Tu quoque! (?)

Senato, 15 marzo 44 a.C, muore Giulio Cesare.
Un giorno che condizionerà per sempre Roma e rivoluzionerà il ricordo collettivo delle Idi di marzo. Prima della sua morte l’espressione “Idus” ricorreva nel calendario romano per indicare la metà di ogni mese, che veniva sempre associata a una divinità, in particolare, quelle di marzo erano dedicate al dio Marte. Ma questa gioiosa ricorrenza venne oscurata quando avvenne, come anticipato in apertura, l’omicidio di Giulio Cesare. Fautore fu Marco Giunio Bruto che, grazie all’appoggio di diversi alleati, organizzò una congiura per liberarsi di colui che voleva accentrare sempre di più il potere nelle sue mani, apparendo così agli occhi dei rivali come un nemico di cui liberarsi, sostenendo la becera formalità del bene comune. Eppure la sua morte non impedì il crollo della Repubblica, anzi ne accelerò il processo.
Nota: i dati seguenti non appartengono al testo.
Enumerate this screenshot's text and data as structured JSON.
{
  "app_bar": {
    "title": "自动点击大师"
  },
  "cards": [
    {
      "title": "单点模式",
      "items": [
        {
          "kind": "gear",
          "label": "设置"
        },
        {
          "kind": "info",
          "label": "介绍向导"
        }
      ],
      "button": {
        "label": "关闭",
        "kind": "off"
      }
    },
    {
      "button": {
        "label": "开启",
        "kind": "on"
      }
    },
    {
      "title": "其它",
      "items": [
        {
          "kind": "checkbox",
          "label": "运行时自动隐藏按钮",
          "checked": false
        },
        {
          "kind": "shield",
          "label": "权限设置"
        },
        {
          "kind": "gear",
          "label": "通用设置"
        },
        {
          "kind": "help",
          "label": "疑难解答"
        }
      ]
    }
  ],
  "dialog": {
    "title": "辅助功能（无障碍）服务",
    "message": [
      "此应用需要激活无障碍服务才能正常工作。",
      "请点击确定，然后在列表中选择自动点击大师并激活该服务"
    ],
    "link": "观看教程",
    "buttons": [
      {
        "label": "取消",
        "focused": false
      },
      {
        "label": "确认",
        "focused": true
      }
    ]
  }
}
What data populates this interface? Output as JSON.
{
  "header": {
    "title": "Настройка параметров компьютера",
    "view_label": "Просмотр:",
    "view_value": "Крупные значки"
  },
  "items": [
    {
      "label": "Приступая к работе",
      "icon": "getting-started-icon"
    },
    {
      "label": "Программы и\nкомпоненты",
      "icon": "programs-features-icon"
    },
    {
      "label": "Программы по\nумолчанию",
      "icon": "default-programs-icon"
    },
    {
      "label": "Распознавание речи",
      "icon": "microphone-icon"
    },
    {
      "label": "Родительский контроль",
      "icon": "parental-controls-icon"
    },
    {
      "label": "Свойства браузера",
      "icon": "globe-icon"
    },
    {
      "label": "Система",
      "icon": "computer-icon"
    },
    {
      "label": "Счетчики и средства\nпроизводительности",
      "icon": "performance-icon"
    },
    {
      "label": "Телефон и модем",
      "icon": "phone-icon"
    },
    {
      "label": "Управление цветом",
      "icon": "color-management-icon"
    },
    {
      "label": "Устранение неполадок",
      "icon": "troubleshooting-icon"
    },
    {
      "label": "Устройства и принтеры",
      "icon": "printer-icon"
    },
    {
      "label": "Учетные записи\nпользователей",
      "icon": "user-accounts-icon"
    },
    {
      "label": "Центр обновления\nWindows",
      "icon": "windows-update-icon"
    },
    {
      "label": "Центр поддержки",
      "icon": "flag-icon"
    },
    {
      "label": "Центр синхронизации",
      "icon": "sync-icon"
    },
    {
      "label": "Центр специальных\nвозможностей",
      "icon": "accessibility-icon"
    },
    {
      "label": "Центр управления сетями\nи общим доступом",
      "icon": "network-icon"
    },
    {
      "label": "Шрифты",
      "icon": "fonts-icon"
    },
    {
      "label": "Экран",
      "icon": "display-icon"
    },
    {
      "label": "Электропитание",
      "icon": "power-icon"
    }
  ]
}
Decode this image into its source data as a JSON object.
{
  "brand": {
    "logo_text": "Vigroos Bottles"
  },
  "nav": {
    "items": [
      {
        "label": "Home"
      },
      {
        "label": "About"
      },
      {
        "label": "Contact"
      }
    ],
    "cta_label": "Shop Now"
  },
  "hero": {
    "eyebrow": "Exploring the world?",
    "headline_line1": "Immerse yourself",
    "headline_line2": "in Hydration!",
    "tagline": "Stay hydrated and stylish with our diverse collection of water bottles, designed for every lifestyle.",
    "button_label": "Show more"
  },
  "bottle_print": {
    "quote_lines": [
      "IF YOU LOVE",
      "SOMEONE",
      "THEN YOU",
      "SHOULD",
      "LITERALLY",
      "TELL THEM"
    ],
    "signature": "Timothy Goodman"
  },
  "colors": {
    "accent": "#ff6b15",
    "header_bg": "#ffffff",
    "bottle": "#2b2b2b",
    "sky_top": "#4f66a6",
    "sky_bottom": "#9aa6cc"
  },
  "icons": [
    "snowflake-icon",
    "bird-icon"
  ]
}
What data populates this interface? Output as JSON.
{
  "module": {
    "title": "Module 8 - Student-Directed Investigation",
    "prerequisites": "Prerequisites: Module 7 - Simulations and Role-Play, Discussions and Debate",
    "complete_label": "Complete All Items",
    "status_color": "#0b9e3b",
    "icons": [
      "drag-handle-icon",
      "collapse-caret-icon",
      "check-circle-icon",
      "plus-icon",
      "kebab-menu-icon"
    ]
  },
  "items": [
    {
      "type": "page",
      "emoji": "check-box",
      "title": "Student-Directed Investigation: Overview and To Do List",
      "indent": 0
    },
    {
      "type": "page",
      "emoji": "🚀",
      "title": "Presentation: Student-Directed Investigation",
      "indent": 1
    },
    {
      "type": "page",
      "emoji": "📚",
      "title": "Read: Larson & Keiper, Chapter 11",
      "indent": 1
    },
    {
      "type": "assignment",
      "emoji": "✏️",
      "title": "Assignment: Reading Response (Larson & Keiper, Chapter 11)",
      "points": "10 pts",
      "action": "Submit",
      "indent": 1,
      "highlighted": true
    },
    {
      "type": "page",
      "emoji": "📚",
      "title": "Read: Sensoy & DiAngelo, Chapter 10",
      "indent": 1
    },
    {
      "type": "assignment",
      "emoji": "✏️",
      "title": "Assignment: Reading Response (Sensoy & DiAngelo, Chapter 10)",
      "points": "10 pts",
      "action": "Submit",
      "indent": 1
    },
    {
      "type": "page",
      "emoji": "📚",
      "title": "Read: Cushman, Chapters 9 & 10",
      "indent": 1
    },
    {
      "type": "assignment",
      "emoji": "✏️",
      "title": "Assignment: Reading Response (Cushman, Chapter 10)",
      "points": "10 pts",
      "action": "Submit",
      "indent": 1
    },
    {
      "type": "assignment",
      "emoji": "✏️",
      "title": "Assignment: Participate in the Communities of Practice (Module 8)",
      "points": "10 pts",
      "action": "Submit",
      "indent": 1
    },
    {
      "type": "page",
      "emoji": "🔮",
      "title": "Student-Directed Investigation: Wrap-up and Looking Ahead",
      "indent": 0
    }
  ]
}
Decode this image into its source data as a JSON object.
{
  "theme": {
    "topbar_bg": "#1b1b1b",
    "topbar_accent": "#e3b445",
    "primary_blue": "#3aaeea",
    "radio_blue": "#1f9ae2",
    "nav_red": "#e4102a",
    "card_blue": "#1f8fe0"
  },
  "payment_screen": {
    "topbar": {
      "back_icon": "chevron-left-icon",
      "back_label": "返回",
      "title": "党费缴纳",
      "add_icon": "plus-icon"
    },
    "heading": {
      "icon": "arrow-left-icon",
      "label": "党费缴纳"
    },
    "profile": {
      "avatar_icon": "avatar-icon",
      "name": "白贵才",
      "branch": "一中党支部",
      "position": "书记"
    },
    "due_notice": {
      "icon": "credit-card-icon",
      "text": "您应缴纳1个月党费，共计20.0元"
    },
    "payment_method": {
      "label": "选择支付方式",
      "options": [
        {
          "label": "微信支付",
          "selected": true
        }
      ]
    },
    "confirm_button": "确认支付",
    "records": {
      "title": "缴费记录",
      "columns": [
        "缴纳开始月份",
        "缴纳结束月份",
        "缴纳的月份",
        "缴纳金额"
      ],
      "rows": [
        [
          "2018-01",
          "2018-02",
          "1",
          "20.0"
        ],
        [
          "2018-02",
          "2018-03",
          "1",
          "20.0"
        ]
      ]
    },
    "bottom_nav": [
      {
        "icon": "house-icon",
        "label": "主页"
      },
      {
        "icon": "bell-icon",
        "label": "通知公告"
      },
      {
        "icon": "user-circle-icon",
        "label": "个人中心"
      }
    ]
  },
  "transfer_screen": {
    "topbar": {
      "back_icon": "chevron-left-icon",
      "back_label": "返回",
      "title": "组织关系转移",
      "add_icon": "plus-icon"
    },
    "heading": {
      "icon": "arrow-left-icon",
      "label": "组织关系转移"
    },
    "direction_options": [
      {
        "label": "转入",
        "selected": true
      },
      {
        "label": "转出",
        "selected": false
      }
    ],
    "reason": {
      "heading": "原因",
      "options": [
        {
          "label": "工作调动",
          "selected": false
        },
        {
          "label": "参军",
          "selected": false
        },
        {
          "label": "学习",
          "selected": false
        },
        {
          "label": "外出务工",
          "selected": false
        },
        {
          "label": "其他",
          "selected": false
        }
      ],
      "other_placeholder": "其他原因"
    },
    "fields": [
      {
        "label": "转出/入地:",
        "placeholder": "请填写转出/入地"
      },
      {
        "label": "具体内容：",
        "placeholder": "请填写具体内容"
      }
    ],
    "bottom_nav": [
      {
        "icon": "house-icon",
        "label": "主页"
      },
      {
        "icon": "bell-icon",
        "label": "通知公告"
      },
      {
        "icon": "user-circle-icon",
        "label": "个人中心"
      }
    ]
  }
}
Cesare era stato avvertito di “guardarsi dalle Idi di Marzo”, espressione celeberrima proveniente da una tragedia scritta da Shakespeare, la cui traduzione ha assunto il valore di avvertimento verso delle situazioni rischiose, ma non aveva ascoltato la sentenza dell’indovino, tant’è vero che richiamò il veggente e col sorriso esclamò: “Le idi di marzo sono già arrivate” ed egli rispose: “Si, ma non sono ancora passate”.
Neanche il sogno premonitore e la preoccupazione della moglie fermarono il destino già scritto dell’uomo, che si recò in Senato, luogo dove si consumò il delitto che passa alla storia anche grazie all’iconica frase: “Tu Quoque, Brute, fili mi!” A pronunciare questa frase per molti fu proprio Cesare, che prima di morire si rivolse al suo assassino, nonché persona che gli era molto cara, Bruto. Gli studiosi hanno però dimostrato che a dar voce a questa sofferenza non sia stato il generale morente, che in realtà non avrebbe proferito parola, poiché a quel tempo chi ricopriva un ruolo di rilievo si esprimeva in lingua greca, non latina. Quindi l’espressione potrebbe essere il frutto della capacità, tipica degli uomini, di romanzare fatti storici aggiungendo espressioni da utilizzare, in questo specifico caso, anche quando nella vita quotidiana si subiscono dei torti che vengono paragonati a quelli che il grande Cesare subì. Ad oggi si utilizza l’espressione “Tu Quoque”, o anche la sua forma estesa, per costatare che le buone azioni fatte sono state ripagate con l’ingratitudine.